Quintillion acquired by private equity firm
Quintillion, the Alaska-based fiberoptic provider, has been acquired by a Washington, D.C.-based private equity firm, Grain Management.
Mac McHale, president of Quintillion, said the deal has been in the works for almost a year, initiated in March 2023. McHale told the Nugget that he doesn’t expect Alaskans to notice many changes due to this deal.
“The Grain team really bought into our overall strategy,” he said. “It’s good to have an investor with a perspective and a fresh view on what we’re trying to do.”
The previous majority investor in the company had been Cooper Investment Partners, a private equity firm based in New York. McHale said that the Quintillion management team has been retained and that he didn’t expect any other changes to the structure of the company or its partnerships with local telecommunications providers like GCI and TelAlaska (Fastwyre). Nor will it change the infrastructure work the company has committed to fulfill.

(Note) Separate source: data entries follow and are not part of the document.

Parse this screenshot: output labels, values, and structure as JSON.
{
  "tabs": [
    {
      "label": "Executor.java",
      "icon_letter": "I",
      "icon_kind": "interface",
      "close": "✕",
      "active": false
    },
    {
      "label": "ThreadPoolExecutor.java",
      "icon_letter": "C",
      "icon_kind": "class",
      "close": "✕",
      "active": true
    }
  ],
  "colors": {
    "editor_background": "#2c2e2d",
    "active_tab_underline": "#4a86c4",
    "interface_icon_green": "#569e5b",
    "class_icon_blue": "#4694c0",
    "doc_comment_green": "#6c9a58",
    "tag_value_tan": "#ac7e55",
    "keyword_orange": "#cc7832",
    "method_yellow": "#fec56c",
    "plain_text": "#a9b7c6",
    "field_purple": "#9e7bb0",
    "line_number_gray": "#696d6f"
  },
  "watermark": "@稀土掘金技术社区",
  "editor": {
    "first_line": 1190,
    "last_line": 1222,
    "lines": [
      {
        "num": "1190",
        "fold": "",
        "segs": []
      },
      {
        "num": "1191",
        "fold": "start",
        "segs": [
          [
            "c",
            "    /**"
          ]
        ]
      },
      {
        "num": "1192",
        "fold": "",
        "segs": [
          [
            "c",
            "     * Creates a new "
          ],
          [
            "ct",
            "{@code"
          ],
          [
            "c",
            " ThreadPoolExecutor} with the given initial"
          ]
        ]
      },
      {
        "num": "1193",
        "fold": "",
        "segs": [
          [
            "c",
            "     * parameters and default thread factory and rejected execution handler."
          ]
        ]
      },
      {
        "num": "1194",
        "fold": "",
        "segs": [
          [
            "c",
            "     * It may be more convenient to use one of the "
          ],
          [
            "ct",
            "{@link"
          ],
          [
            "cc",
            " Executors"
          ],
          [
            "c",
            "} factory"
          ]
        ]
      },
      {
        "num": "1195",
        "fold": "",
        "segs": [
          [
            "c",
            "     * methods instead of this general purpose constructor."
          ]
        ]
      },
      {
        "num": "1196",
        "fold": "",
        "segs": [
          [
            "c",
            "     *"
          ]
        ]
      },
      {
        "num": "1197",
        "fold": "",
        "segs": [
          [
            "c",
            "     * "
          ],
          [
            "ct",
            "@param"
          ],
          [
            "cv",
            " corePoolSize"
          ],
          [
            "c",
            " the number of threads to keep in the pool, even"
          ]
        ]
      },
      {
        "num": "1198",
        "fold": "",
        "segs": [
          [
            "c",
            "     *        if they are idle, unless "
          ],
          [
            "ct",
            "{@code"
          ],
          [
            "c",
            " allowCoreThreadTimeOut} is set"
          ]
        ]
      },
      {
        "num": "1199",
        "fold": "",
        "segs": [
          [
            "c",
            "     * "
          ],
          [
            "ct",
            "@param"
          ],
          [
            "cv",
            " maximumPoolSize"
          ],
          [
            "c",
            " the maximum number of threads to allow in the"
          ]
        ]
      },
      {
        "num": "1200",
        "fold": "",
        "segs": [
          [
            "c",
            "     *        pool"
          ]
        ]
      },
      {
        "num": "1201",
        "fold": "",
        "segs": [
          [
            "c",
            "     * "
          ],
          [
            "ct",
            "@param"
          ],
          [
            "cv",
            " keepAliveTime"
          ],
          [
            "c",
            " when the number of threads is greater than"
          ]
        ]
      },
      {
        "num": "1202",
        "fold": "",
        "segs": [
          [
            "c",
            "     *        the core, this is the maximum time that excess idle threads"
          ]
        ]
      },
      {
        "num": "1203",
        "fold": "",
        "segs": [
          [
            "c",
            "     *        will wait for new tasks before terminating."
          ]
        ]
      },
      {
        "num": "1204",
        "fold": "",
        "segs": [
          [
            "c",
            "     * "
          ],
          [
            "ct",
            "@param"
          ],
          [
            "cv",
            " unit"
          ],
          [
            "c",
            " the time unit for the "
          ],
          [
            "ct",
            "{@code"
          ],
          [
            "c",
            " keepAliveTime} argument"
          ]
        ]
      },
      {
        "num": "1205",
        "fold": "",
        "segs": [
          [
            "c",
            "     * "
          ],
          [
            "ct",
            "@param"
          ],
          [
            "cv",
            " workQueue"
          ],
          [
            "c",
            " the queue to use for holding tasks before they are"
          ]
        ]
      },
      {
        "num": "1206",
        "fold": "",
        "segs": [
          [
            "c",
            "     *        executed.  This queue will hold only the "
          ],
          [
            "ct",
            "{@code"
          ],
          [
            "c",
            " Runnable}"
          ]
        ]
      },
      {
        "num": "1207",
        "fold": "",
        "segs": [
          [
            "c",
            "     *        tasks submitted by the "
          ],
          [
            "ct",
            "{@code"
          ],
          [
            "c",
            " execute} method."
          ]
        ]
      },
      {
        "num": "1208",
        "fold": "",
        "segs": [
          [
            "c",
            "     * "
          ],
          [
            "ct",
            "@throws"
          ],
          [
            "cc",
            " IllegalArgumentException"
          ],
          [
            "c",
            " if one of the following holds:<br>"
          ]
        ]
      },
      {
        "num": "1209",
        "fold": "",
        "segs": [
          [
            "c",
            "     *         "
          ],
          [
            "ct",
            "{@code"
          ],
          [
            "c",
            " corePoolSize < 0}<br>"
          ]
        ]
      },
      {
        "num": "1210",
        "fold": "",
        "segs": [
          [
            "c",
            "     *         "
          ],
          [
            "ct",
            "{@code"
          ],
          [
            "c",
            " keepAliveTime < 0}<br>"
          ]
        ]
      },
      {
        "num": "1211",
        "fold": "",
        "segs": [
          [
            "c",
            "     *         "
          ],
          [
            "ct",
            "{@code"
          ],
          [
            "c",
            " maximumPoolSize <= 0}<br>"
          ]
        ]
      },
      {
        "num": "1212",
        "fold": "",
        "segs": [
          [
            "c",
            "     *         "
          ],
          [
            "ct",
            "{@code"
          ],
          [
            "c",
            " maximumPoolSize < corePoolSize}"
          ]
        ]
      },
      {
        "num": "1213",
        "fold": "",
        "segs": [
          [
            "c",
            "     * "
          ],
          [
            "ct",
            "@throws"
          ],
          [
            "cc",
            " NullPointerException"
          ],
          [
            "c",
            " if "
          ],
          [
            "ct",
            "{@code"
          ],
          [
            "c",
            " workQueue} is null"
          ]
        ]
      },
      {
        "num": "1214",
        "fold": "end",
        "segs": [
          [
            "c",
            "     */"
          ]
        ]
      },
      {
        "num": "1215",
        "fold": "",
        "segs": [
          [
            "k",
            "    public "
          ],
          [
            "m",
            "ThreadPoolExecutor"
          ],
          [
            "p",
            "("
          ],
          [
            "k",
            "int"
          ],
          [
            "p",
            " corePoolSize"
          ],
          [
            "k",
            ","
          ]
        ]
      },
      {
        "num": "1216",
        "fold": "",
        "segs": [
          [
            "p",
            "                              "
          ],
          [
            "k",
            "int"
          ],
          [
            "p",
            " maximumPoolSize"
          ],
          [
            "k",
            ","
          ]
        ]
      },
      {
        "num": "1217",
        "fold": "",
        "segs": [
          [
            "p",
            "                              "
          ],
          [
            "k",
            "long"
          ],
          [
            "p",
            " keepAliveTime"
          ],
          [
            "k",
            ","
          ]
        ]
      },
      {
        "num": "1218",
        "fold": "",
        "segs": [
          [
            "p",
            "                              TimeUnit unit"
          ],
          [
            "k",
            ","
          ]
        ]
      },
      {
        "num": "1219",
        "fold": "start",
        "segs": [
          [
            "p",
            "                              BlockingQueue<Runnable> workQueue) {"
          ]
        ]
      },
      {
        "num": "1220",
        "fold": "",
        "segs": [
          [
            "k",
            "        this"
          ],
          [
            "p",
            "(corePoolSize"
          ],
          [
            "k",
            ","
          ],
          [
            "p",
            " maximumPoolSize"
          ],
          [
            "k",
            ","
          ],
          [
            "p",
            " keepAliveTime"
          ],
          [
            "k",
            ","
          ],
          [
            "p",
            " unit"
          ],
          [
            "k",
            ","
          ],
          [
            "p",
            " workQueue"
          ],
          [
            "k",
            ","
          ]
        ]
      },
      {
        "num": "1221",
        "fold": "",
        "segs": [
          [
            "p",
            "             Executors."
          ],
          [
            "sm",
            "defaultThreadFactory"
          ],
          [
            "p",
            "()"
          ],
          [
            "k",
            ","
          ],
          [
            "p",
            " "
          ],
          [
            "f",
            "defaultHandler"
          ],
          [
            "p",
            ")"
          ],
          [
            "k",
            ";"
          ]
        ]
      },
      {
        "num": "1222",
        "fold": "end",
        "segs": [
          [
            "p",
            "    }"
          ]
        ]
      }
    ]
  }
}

Last summer, Quintillion won an $88.8-million grant through the National Telecommunications and Information Administration. That money will fund the so-called Nome to Homer Express Route, which will close the loop in the undersea fiberoptic network off the coast of Alaska.
Quintillion’s undersea fiberoptic cable currently connects with terrestrial systems in Deadhorse but comes to a dead-end in Nome. The need for redundancy in that system was underscored this summer. A cut in the undersea fiberoptic cable off the North Slope led to a three-month in the high-speed broadband internetusers had come to rely on in Nome and other cities west of the break. Had the cable to Homer been in place, high-speed broadband still would have been available in Nome.
Grain specializes in digital infrastructure investments.
Chad Crank, Grain’s managing director, said in an announcement from the companies that the firm’s leaders believe in Quintillion’s “distinct competitive advantage and its unparalleled market position and look ahead to expanding its presence in Alaska and the North American Arctic.”